FRESNO, Calif. (KFSN) -- Every three weeks without fail, Patrick Eads donates much needed platelets and makes his appointment rain, shine, or heat wave.
"It's air conditioned here, it's not really a problem it's actually very comfortable in here. It's actually more comfortable here than say my apartment."
But at the Central California Blood Center, on the hottest day of the year, Eads is an anomaly.
Dean Eller, President and CEO of the Central California Blood Center, said, "As you can see in our donor room there's nobody here."
Eller said summertime slow down isn't unusual, but the heat wave is bringing their donations to almost a halt.
"It's unfortunate because we still have to have an x number of units each and every day to meet basic needs."
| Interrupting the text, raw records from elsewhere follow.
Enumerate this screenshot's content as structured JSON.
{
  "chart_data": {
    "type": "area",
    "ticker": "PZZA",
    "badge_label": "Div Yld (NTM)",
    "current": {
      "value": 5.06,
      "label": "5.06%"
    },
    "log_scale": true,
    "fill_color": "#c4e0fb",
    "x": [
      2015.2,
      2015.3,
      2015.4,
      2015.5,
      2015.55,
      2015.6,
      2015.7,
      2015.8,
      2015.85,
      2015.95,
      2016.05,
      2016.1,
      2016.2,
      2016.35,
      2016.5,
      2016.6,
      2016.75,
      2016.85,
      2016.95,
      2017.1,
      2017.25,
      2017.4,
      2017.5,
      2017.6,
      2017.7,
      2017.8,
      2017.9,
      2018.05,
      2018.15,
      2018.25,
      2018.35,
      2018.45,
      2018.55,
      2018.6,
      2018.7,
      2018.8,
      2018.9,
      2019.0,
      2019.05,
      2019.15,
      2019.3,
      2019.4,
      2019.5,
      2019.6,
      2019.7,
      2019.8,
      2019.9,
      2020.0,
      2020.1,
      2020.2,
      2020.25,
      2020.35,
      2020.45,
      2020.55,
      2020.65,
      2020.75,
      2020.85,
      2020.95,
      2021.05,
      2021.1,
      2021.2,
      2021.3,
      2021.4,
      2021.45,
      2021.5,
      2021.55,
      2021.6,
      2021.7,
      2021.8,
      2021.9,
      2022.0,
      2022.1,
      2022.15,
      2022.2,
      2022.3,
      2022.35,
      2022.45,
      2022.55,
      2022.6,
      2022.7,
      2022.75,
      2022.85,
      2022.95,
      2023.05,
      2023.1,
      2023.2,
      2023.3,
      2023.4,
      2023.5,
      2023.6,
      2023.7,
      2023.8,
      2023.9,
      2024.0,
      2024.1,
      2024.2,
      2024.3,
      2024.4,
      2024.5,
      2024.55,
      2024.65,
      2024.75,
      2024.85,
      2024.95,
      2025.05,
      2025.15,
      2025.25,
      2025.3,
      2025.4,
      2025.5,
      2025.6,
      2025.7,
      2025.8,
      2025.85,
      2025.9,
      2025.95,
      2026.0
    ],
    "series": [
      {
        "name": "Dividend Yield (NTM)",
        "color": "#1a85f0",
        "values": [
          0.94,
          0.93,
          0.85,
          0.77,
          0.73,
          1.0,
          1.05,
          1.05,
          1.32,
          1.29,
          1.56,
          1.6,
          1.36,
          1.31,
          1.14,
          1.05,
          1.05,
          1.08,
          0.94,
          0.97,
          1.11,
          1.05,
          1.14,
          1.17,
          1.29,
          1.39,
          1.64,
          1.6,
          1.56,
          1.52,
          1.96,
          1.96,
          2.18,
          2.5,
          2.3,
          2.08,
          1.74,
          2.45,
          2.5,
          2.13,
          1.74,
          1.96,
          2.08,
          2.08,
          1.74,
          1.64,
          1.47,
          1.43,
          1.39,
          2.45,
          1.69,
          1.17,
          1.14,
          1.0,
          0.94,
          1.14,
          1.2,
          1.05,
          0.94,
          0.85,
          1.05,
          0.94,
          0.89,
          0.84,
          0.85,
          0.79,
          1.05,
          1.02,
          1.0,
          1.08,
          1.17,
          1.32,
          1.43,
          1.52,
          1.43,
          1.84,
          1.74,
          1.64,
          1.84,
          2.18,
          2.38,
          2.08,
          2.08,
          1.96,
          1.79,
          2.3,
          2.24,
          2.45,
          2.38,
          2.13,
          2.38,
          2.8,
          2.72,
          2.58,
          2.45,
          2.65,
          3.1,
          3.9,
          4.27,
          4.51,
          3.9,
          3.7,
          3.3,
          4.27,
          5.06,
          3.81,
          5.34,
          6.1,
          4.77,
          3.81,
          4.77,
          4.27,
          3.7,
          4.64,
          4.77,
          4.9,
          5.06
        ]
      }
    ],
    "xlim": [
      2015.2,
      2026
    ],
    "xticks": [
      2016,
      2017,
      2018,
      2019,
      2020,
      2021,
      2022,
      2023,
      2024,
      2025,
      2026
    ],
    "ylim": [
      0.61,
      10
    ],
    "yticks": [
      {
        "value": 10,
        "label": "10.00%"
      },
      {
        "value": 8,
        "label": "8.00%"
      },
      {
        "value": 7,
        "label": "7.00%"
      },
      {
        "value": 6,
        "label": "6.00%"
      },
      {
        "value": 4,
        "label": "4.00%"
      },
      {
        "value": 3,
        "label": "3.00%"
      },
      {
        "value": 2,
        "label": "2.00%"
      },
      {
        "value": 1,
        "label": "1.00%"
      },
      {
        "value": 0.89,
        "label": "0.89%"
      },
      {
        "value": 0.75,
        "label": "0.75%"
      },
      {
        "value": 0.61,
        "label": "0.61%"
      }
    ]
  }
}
When those basic needs aren't met they have to call other cities and states to import blood. Which could happen soon, since Eller said there has been an increase in traumas and at Valley Children's Hospital; more children are being seen for heat related problems.
"The worst symptoms leading into heat stroke would be the confusion and the hallucinations into seizures and eventually unconsciousness," said Carlos Flores, Valley Children's Hospital nurse.
Doctors say when the temperatures reach the triple digits it is important to stay cool. Volunteers at the blood center invite you to kill two birds with one heat wave.